She’s well-educated and worldly
Her mother is a middle-class Qatari who studied in Cairo, but the sheika attended primary and secondary school in Doha. In addition to her native Arabic, she speaks French and English, and double majored in Political Science and Literature at Duke University, then received a master’s in International and Public Affairs at Columbia University. She is married to Sheik Jassim bin Abdulaziz al-Thani, a cousin.
Robert De Niro used to be her boss
The sheikha apparently enjoys movies as well as artwork. She interned at Robert De Niro’s Tribeca Productions, which led her to launch the Doha Tribeca Film Festival in her homeland. That event ran from 2009 until 2012, with the partnership ending this year.
Her art budget is staggeringly large
Ultimately, her power derives from control of the world’s biggest art budget. The Qatar Museums Authority, which she heads, is said to spend a whopping $1 billion per year on artwork, dwarfing outlays from famous institutions like MoMA and the Tate Modern. The QMA administers Doha’s IM Pei-designed Museum of Islamic Art, the National Museum of Qatar, and several other institutions.
She gave a TED talk about bridging cultures through art
“Art becomes a very important part of our national identity,” she said in the December 2010 presentation, during which she wore a traditional black abaya. “Qatar is trying to grow its national museums through an organic process from within. Our mission is of culture, integration and independence.” She continued, “We don’t want to have what there is in the West. We don’t want their collections. We want to build our own identities, our own fabric, create an open dialogue so that we share our ideas and share yours with us.”

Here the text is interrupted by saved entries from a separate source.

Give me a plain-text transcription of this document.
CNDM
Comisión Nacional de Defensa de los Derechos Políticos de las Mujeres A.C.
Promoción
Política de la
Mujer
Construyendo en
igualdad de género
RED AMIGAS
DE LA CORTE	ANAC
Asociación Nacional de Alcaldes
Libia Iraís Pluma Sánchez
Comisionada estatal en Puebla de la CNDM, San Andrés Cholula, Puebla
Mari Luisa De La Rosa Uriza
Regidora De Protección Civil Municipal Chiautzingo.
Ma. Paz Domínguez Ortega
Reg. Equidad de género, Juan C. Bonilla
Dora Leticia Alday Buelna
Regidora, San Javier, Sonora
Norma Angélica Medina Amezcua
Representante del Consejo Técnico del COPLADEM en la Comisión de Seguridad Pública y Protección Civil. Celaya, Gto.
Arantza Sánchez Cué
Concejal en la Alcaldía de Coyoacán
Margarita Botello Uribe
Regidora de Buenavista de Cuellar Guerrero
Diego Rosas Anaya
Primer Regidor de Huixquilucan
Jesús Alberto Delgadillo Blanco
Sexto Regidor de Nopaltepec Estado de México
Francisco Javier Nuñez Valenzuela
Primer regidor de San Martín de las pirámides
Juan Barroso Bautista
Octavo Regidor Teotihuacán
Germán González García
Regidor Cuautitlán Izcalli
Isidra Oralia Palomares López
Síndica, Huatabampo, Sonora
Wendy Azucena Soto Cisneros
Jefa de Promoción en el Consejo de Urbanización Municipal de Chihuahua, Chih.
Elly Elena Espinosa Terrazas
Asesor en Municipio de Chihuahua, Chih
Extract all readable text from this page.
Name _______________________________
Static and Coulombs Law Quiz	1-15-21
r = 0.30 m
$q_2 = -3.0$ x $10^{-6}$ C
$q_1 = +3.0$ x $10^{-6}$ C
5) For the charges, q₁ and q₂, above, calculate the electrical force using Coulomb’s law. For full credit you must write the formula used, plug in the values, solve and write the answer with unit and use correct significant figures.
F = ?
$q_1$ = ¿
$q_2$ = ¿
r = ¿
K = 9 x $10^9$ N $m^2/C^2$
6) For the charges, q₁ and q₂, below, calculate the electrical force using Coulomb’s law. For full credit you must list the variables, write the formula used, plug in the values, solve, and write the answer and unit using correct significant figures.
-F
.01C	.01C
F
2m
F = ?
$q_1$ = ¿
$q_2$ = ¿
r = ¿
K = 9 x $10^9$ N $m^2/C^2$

She’s paying huge sums for masterpieces
While the sheikha has said she wants to focus on Islamic art, her acquisitions send a different message. In recent years, Qatar has paid $70 million for a Rothko, $250 million for a Cézanne, and $20 million for a Damien Hirst pill cabinet—the most anyone’s ever shelled out for a work by a living artist. Qatar also has works by Andy Warhol, Roy Lichtenstein, and Jeff Koons. ”They’re the most important buyers of art in the market today,” Patricia G. Hambrecht, the chief business development officer for Phillips auction house, told the New York Times. “The amount of money being spent is mind-boggling.”
That leads to a question: Are the purchases, details of which are closely held, made on behalf of the museums or Qatar’s royal family itself? Representatives do not comment on conjecture about about acquisitions, or even ”explain how they might benefit Qatar’s citizens,” the Economist reported.
Not everyone in Qatar is open-minded about art
Some art projects installed in the capital, Doha, have been quite daring. The sheika commissioned Hirst to create 14 giant, bronze, anatomically correct sculptures depicting a child developing in a uterus. The project, called “The Miraculous Journey,” was successfully installed and unveiled outside a women’s and children’s health center.